The Chronicles Of Narnia are related with a Victorian novel-like lingering and ponderance on intermediate scenes. Lucy meets Mr. Tumnus (James McAvoy) and they have a looong chat. Another good quarter hour of time goes by as the kids dawdle around before they finally get around to entering Narnia. Once the kids reach Aslan, there is still plenty of tete-a-tete before we cut to the chase.
The story, based on the series of seven books written by C S Lewis, is about the four Pevensie siblings: Lucy (Georgie Henley), Edmond Skander Keynes), Susan (Anna Popplewell) and Peter (William Moseley). They are sent away by their parents from war-torn London, to stay in the country with an eccentric professor (Jim Broadbent).
Lucy accidentally stumbles into an old wardrobe, and gets transported into an alternate universe - Narnia. It is a land that has been in winter for 100 years, under the domination of a wicked white witch (Tilda Swinton).
The good side is led by Aslan (Liam Neeson), a magnificent lion who is uniting the denizens of Narnia in a war against the witch. It is prophesied that the four children (two sons of Adam, and two daughters of Eve in Narnia-speak) will enter the frozen land one day and lead it to the much awaited thawing.
With the ultimate war that occurs between the two sides, Narnia suddenly reveals all its secrets in a deluge. What was so far a faltering, self-conscious and almost prissy lead up of events, turns into a voluptuous, no-holds barred, full-bodied and epic unfolding of the fantasy. The movie suddenly bursts forth with a sensuality, almost like a stripper who has suddenly dropped off her full-length gown.
Leopards, white-tigers, phoenixes, fauns, gryphons, unicorns and centaurs lunge across a battle field to clash with ogres, wolves, goblins, rhinos and evil dwarves. The good side is led by Peter with his sword, helped out by Edmund, standing on the lookout above a cliff. The evil side has the magnificent white queen, always looking like a vision in swirling furs.
Like a cascading waterfall, the war only builds up, from one triumph to another, giving you goose-pimples that get progressively bigger. There are resurrections, miraculous healings, and shows of fabulous strength in lightning-charged clashes of swords.

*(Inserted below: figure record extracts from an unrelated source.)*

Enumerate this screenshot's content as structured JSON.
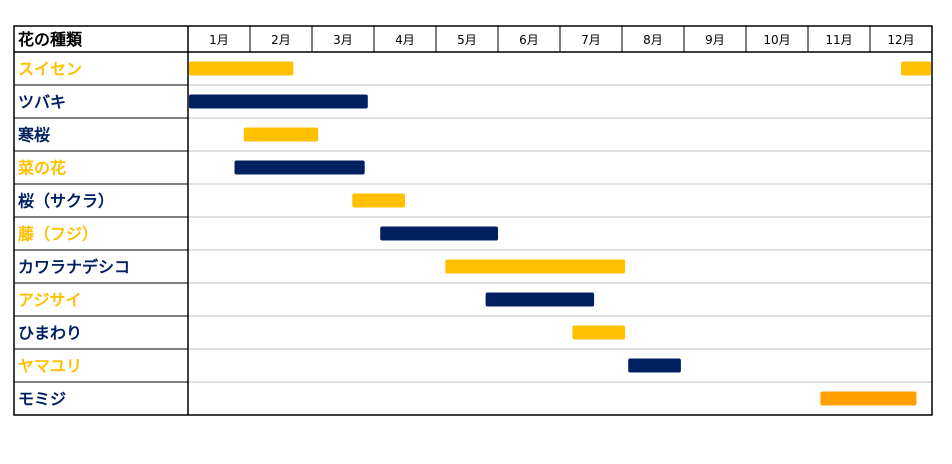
{
  "chart_data": {
    "type": "table",
    "header_label": "花の種類",
    "months": [
      "1月",
      "2月",
      "3月",
      "4月",
      "5月",
      "6月",
      "7月",
      "8月",
      "9月",
      "10月",
      "11月",
      "12月"
    ],
    "colors": {
      "gold": "#FFC000",
      "navy": "#002060",
      "orange": "#FFA000",
      "border": "#000000",
      "grid": "#BFBFBF"
    },
    "flowers": [
      {
        "name": "スイセン",
        "label_color": "gold",
        "periods": [
          {
            "start": 1.0,
            "end": 2.7,
            "color": "gold"
          },
          {
            "start": 12.5,
            "end": 13.0,
            "color": "gold"
          }
        ]
      },
      {
        "name": "ツバキ",
        "label_color": "navy",
        "periods": [
          {
            "start": 1.0,
            "end": 3.9,
            "color": "navy"
          }
        ]
      },
      {
        "name": "寒桜",
        "label_color": "navy",
        "periods": [
          {
            "start": 1.9,
            "end": 3.1,
            "color": "gold"
          }
        ]
      },
      {
        "name": "菜の花",
        "label_color": "gold",
        "periods": [
          {
            "start": 1.75,
            "end": 3.85,
            "color": "navy"
          }
        ]
      },
      {
        "name": "桜（サクラ）",
        "label_color": "navy",
        "periods": [
          {
            "start": 3.65,
            "end": 4.5,
            "color": "gold"
          }
        ]
      },
      {
        "name": "藤（フジ）",
        "label_color": "gold",
        "periods": [
          {
            "start": 4.1,
            "end": 6.0,
            "color": "navy"
          }
        ]
      },
      {
        "name": "カワラナデシコ",
        "label_color": "navy",
        "periods": [
          {
            "start": 5.15,
            "end": 8.05,
            "color": "gold"
          }
        ]
      },
      {
        "name": "アジサイ",
        "label_color": "gold",
        "periods": [
          {
            "start": 5.8,
            "end": 7.55,
            "color": "navy"
          }
        ]
      },
      {
        "name": "ひまわり",
        "label_color": "navy",
        "periods": [
          {
            "start": 7.2,
            "end": 8.05,
            "color": "gold"
          }
        ]
      },
      {
        "name": "ヤマユリ",
        "label_color": "gold",
        "periods": [
          {
            "start": 8.1,
            "end": 8.95,
            "color": "navy"
          }
        ]
      },
      {
        "name": "モミジ",
        "label_color": "navy",
        "periods": [
          {
            "start": 11.2,
            "end": 12.75,
            "color": "orange"
          }
        ]
      }
    ]
  }
}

The war is indeed the revelation of Narnia, the orgasm at the end of elongated foreplay. Perhaps it is just this sequence that with its own sheer brawn, carries Narnia to the plane of cult movies.
The four children, the future kings and queens of Narnia, are adorable, and do a great job of playing valiant. The youngest of the lot, Georgie Henley, obviously get the most pats on her back. She is sweet, and surprisingly sensitive in her portrayal of various emotions.
Along their way to the white witch, there are beavers, foxes and trees. All of them, when they do appear after long commas and breaks, are humorous at the best till the climax. Aslan the lion, as the head that wears the crown, displays a piquing combination of strength, righteousness and, therefore, self-imposed vulnerability. Liam Neeson's quietly echoing voice does a great job of evoking a feeling of inspiration.
Narnia on the whole seems like a diminutive version of an LOTR. Probably simply because it is a children's movie. It is short, at 2 hours, and has a straightforward story. The dark, the gross and the grody, stay strapped away by frequent little triumphs. A good, hearty, victory is never more than a few minutes away.
Send your kids to Narnia as surely as you would buy them a set of beyblades. Looks like this one is going to get at least half as much of a following as Potter, and so the peer pressure will be commensurate. As for yourself, well, if you are big on fantasy, this just might be fun. Maybe delayedly, but it does ultimately let you ride that mind-stirring wave of fantasy.